Los expertos ven esta transición como parte de una tendencia más amplia de subida de precios y oportunidades de inversión potencialmente lucrativas en América Latina. En Argentina ha habido una gran carrera para desarrollar el shale (lutita) de Vaca Muerta (una superficie masiva del tamaño de Bélgica). El presidente argentino, Mauricio Macri, es un líder decididamente favorable a los negocios y atraer la inversión internacional ha sido una prioridad para el régimen, lo que ha llevado a las políticas de fijación de precios ya otros esfuerzos para aumentar la producción de energía doméstica para minimizar las costosas importaciones de combustible.

Está funcionando. El año pasado, Exxon dijo que podrían invertir más de 10.000 millones de dólares en proyectos de esquisto de Vaca Muerta en las próximas décadas. Mientras que los operadores importanres se centran en Vaca Muerte, sin embargo, hay otras regiones ricas en petróleo y gas del vasto país que esperan y Argentina estaría feliz de verlas desarrollarse también.

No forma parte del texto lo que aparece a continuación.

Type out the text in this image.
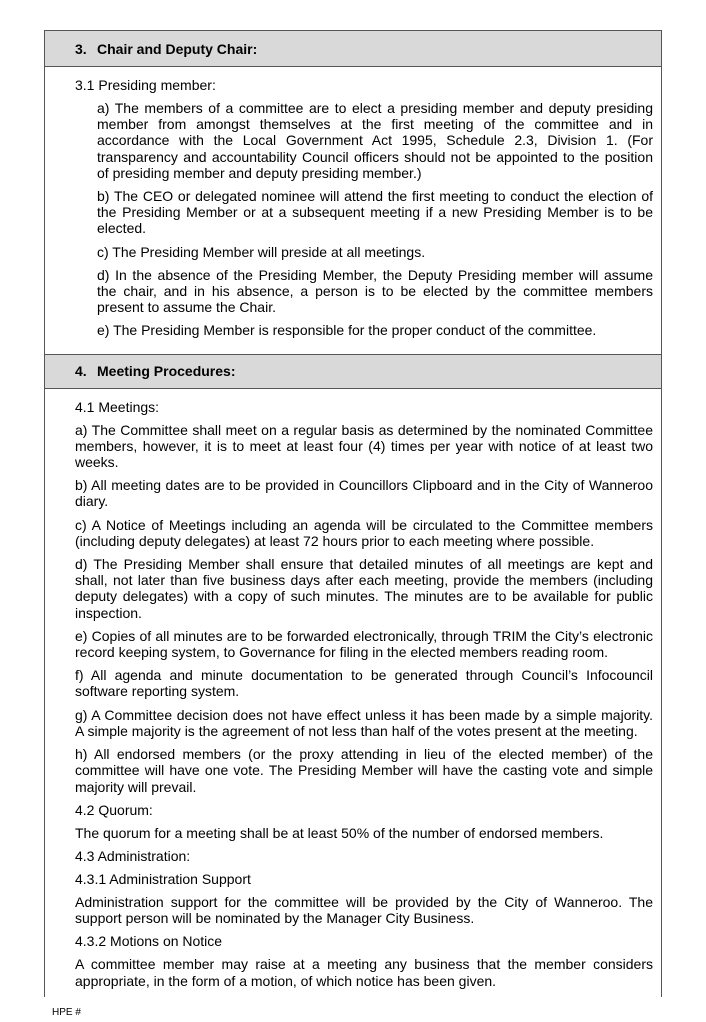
3. Chair and Deputy Chair:
3.1 Presiding member:
a) The members of a committee are to elect a presiding member and deputy presiding member from amongst themselves at the first meeting of the committee and in accordance with the Local Government Act 1995, Schedule 2.3, Division 1. (For transparency and accountability Council officers should not be appointed to the position of presiding member and deputy presiding member.)
b) The CEO or delegated nominee will attend the first meeting to conduct the election of the Presiding Member or at a subsequent meeting if a new Presiding Member is to be elected.
c) The Presiding Member will preside at all meetings.
d) In the absence of the Presiding Member, the Deputy Presiding member will assume the chair, and in his absence, a person is to be elected by the committee members present to assume the Chair.
e) The Presiding Member is responsible for the proper conduct of the committee.
4. Meeting Procedures:
4.1 Meetings:
a) The Committee shall meet on a regular basis as determined by the nominated Committee members, however, it is to meet at least four (4) times per year with notice of at least two weeks.
b) All meeting dates are to be provided in Councillors Clipboard and in the City of Wanneroo diary.
c) A Notice of Meetings including an agenda will be circulated to the Committee members (including deputy delegates) at least 72 hours prior to each meeting where possible.
d) The Presiding Member shall ensure that detailed minutes of all meetings are kept and shall, not later than five business days after each meeting, provide the members (including deputy delegates) with a copy of such minutes. The minutes are to be available for public inspection.
e) Copies of all minutes are to be forwarded electronically, through TRIM the City’s electronic record keeping system, to Governance for filing in the elected members reading room.
f) All agenda and minute documentation to be generated through Council’s Infocouncil software reporting system.
g) A Committee decision does not have effect unless it has been made by a simple majority. A simple majority is the agreement of not less than half of the votes present at the meeting.
h) All endorsed members (or the proxy attending in lieu of the elected member) of the committee will have one vote. The Presiding Member will have the casting vote and simple majority will prevail.
4.2 Quorum:
The quorum for a meeting shall be at least 50% of the number of endorsed members.
4.3 Administration:
4.3.1 Administration Support
Administration support for the committee will be provided by the City of Wanneroo. The support person will be nominated by the Manager City Business.
4.3.2 Motions on Notice
A committee member may raise at a meeting any business that the member considers appropriate, in the form of a motion, of which notice has been given.
HPE #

Algunas empresas ya están aprovechando la oportunidad. Como ejemplo, la canadiense PentaNova, también fuertemente involucrada en Colombia, abrió recientemente una oficina en Buenos Aires y adquirió Alianza Petrolera S.A., dándoles 29 por ciento de participación en el bloque de pesado de Llancanelo y 10% en Llancanelo.

Otras empresas que operan refinerías en Argentina incluyen la estatal YPF SA, y las firmas privadas Axion Energy Argentina SA, Royal Dutch Shell Plc y Pampa Energia SA. Si y cuando los precios del combustible toman un giro para lo peor, estas compañías tienen influencia en si se restablece el Acuerdo para la Transición a los Precios Internacionales de la Industria Argentina de Hidrocarburos, lo que hace que Argentina sea una oportunidad de inversión especialmente de bajo riesgo. Con los precios globales fuertes y vastas reservas sin explotar esperando pacientemente el desarrollo, Argentina está preparada para hacer titulares de boom petroleros en cualquier momento.